A second, larger force pushed northward from the Marines' Forward Operating Base in the town of Now Zad, Pelletier said. Combat engineers were forcing a corridor through Taliban minefields with armored steamrollers and explosives, Pelletier said.
In all, about 1,000 Marines as well as Afghan troops were taking part in the operation, known as "Cobra's Anger," he said.
There were no reports of NATO casualties. The spokesman for the Afghan governor of Helmand province, Daood Ahmadi, said the bodies of four slain Taliban had been recovered. Ahmadi said 150 Afghan troops were taking part in the operation, which had located more than 300 mines and roadside bombs by Friday evening.
The operation began three days after Obama announced that he was sending 30,000 reinforcements to Afghanistan to help turn the tide against the Taliban. America's European allies will send an estimated 7,000 more troops to Afghanistan next year "with more to come," NATO chief Anders Fogh Rasmussen announced Friday.
The new offensive aims to cut off the Taliban communication routes through Helmand and disrupt their supply lines, especially those providing explosives for the numerous lethal roadside bombs, or improvised explosive devices, that litter the area, known by Marines as "IED Alley."
Pelletier said several arms caches and at least 400 pounds of explosive materials had been found so far Friday.
"Right now, the enemy is confused and disorganized," Pelletier said by telephone from Camp Leatherneck, the main Marines base in Helmand. "They're fighting, but not too effectively."
Pelletier said insurgents were caught off guard by the early morning air assault.
Now Zad used to be one of the largest towns in Helmand province, the center of Afghanistan's lucrative opium poppy growing industry.

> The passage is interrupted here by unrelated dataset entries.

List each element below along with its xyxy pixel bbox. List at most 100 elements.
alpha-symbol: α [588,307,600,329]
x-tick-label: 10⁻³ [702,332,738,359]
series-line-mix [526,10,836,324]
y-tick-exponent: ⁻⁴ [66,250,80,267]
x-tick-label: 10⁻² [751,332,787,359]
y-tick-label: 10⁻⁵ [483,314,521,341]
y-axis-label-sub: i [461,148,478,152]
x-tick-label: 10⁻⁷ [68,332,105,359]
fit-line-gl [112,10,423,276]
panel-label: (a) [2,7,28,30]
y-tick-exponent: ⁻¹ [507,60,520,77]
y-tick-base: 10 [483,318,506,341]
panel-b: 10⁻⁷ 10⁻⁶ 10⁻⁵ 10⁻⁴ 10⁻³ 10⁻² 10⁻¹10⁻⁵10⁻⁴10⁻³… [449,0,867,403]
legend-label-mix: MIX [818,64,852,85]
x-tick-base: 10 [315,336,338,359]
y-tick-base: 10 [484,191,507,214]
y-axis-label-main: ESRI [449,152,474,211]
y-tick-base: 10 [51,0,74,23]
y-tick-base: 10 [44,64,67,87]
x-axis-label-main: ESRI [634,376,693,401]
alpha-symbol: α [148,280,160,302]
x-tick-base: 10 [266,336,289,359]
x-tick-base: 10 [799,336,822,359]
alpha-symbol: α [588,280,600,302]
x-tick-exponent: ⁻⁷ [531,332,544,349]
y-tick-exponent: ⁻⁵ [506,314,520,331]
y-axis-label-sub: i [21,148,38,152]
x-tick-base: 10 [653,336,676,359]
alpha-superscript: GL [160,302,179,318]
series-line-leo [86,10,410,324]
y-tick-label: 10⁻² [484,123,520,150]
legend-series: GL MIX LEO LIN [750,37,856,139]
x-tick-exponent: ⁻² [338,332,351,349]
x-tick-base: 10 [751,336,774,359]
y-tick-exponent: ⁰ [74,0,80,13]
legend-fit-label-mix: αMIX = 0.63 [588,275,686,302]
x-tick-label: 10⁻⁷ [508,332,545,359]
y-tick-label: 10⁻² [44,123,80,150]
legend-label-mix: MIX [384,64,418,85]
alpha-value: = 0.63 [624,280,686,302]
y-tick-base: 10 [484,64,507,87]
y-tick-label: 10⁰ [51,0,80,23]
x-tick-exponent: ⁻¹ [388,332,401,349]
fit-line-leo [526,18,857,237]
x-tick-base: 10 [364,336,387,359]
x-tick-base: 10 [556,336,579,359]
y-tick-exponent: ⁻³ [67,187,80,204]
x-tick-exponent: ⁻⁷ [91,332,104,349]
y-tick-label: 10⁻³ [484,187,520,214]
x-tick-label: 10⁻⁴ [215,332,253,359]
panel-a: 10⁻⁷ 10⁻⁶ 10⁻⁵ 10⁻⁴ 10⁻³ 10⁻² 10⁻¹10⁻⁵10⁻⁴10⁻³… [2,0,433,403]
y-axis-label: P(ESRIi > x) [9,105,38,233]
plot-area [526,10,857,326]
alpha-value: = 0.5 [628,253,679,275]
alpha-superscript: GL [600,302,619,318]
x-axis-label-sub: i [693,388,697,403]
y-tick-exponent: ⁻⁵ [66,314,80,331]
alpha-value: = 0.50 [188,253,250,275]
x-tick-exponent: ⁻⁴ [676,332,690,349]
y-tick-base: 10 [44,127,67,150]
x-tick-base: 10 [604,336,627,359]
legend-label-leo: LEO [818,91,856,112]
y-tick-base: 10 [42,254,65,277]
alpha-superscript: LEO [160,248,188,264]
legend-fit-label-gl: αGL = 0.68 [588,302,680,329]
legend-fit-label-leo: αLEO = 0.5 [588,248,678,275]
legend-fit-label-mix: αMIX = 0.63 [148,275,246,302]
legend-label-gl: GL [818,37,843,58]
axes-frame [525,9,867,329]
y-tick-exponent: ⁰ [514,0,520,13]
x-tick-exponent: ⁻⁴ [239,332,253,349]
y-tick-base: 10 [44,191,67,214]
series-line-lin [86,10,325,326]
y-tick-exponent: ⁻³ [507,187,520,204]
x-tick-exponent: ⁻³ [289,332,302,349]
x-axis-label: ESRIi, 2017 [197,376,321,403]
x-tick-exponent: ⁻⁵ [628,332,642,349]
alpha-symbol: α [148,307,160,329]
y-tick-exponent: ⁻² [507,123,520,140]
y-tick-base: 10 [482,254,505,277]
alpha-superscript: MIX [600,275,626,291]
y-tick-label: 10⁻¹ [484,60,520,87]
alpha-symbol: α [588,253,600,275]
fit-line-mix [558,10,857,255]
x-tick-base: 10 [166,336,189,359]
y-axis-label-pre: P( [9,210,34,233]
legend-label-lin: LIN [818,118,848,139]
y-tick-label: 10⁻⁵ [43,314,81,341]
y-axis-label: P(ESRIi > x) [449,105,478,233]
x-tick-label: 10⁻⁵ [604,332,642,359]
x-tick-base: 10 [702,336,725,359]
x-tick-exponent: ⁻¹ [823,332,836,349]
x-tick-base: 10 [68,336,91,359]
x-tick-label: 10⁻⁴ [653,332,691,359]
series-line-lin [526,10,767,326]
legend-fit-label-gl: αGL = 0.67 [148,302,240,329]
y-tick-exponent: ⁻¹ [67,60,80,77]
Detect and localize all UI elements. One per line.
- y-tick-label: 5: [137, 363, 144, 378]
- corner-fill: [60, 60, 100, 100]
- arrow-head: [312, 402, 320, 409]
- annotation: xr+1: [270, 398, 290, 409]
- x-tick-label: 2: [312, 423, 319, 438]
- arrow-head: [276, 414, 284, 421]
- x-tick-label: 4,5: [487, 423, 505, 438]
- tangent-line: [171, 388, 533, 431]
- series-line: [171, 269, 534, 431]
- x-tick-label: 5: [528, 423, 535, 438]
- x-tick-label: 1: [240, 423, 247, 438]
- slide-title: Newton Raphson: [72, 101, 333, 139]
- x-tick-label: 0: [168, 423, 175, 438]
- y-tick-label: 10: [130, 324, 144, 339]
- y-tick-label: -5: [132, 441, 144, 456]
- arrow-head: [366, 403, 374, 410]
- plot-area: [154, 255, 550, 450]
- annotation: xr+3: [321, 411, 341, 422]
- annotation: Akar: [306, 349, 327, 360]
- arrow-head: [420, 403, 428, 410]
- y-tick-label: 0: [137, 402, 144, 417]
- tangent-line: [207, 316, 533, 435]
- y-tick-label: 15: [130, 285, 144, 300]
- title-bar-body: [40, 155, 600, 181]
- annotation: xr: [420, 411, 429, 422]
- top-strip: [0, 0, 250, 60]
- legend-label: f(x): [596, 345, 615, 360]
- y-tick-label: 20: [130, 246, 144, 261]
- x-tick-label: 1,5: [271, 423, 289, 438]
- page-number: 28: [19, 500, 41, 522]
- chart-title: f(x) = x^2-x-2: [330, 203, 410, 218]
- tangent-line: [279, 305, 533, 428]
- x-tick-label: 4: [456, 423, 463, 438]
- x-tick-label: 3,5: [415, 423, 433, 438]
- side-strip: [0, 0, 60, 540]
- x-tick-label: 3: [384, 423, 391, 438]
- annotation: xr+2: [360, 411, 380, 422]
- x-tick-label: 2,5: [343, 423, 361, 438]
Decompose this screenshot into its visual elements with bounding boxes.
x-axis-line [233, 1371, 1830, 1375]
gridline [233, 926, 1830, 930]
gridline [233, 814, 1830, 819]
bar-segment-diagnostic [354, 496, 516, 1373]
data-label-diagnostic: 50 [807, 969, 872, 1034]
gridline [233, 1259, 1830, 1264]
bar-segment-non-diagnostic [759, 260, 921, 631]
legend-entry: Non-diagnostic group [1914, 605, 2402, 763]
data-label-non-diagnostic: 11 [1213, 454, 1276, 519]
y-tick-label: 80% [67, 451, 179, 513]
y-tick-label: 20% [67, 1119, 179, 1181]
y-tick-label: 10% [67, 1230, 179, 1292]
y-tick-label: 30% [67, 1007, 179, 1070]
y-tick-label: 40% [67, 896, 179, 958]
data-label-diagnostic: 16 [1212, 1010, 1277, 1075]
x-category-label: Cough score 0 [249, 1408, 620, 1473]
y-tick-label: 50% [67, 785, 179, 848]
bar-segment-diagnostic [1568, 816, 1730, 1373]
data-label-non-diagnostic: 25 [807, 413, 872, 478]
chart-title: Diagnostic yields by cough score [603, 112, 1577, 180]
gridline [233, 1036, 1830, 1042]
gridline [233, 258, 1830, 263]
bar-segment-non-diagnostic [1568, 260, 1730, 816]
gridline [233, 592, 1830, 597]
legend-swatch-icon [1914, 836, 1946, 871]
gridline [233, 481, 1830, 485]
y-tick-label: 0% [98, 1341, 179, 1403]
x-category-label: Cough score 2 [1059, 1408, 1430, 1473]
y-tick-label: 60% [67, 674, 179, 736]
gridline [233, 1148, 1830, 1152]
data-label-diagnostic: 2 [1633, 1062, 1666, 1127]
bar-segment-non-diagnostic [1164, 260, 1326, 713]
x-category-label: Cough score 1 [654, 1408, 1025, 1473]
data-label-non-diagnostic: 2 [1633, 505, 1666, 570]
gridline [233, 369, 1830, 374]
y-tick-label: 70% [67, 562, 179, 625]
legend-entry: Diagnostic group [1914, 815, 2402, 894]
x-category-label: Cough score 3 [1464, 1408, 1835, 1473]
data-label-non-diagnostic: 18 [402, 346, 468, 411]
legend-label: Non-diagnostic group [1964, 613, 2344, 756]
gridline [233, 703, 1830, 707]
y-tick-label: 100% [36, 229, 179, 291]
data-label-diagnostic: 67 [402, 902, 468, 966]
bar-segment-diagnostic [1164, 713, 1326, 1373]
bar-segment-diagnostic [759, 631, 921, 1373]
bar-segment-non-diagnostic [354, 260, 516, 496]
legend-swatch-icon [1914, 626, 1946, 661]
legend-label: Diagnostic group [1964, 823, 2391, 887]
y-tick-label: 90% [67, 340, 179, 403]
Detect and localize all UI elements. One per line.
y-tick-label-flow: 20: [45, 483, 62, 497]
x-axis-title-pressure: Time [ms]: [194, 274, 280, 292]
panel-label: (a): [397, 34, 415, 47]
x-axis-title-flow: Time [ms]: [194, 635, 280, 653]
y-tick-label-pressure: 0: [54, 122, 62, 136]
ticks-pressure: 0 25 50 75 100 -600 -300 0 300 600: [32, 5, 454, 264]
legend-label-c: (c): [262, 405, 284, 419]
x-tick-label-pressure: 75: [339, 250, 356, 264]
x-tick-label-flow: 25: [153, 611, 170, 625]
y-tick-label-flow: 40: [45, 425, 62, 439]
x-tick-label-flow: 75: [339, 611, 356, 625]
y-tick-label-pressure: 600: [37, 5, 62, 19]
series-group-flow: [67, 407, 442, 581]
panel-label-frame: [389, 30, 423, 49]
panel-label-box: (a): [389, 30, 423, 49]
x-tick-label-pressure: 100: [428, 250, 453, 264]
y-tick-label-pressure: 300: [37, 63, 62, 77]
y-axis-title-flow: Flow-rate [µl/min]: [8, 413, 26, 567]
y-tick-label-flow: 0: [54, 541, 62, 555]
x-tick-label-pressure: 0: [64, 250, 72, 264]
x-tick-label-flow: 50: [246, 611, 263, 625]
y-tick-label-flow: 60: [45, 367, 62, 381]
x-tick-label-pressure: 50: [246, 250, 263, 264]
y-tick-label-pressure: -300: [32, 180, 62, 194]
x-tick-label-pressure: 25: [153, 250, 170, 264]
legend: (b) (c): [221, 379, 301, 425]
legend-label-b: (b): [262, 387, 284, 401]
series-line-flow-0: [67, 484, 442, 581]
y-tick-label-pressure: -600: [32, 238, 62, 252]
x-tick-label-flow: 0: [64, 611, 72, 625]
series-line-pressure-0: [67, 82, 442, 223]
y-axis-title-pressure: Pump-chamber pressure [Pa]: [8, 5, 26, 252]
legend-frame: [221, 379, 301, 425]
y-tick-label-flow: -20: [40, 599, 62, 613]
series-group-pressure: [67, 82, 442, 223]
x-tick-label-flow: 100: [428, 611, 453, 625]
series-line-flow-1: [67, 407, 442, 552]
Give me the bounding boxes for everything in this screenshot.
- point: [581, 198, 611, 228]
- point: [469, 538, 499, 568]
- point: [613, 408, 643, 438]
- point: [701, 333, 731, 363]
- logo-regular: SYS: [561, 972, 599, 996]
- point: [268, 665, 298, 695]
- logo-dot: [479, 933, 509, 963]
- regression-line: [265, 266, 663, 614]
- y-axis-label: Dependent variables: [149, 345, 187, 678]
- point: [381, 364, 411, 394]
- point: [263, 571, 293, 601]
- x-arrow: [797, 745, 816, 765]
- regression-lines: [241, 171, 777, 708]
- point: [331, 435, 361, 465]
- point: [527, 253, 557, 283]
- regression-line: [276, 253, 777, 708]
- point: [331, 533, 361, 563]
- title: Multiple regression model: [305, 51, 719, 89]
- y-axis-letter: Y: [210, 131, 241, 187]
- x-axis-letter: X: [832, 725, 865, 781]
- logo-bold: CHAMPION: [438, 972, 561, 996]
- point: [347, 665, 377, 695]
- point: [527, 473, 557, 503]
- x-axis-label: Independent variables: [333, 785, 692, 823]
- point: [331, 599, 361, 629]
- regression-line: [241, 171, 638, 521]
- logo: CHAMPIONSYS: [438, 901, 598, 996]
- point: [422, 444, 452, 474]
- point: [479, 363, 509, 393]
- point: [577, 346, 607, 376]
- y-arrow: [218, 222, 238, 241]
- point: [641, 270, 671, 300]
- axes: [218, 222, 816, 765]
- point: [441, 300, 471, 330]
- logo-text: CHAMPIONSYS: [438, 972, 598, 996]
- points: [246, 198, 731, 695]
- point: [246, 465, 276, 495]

However, three years of fighting have chased away Now Zad's 30,000 inhabitants, leaving the once-thriving market and commercial area a ghost town.
In August, the Marines launched their first large-scale offensive in the barren, wind-swept and opium-poppy growing valley surrounded by steep cliffs with dozens of caves providing cover to Taliban units.
More than 100 hardline insurgents are believed to operate in the area, their positions so solid that a fixed frontline runs just a few hundred yards (meters) north of the Marines' base, according reporters who were with the Marines there last summer.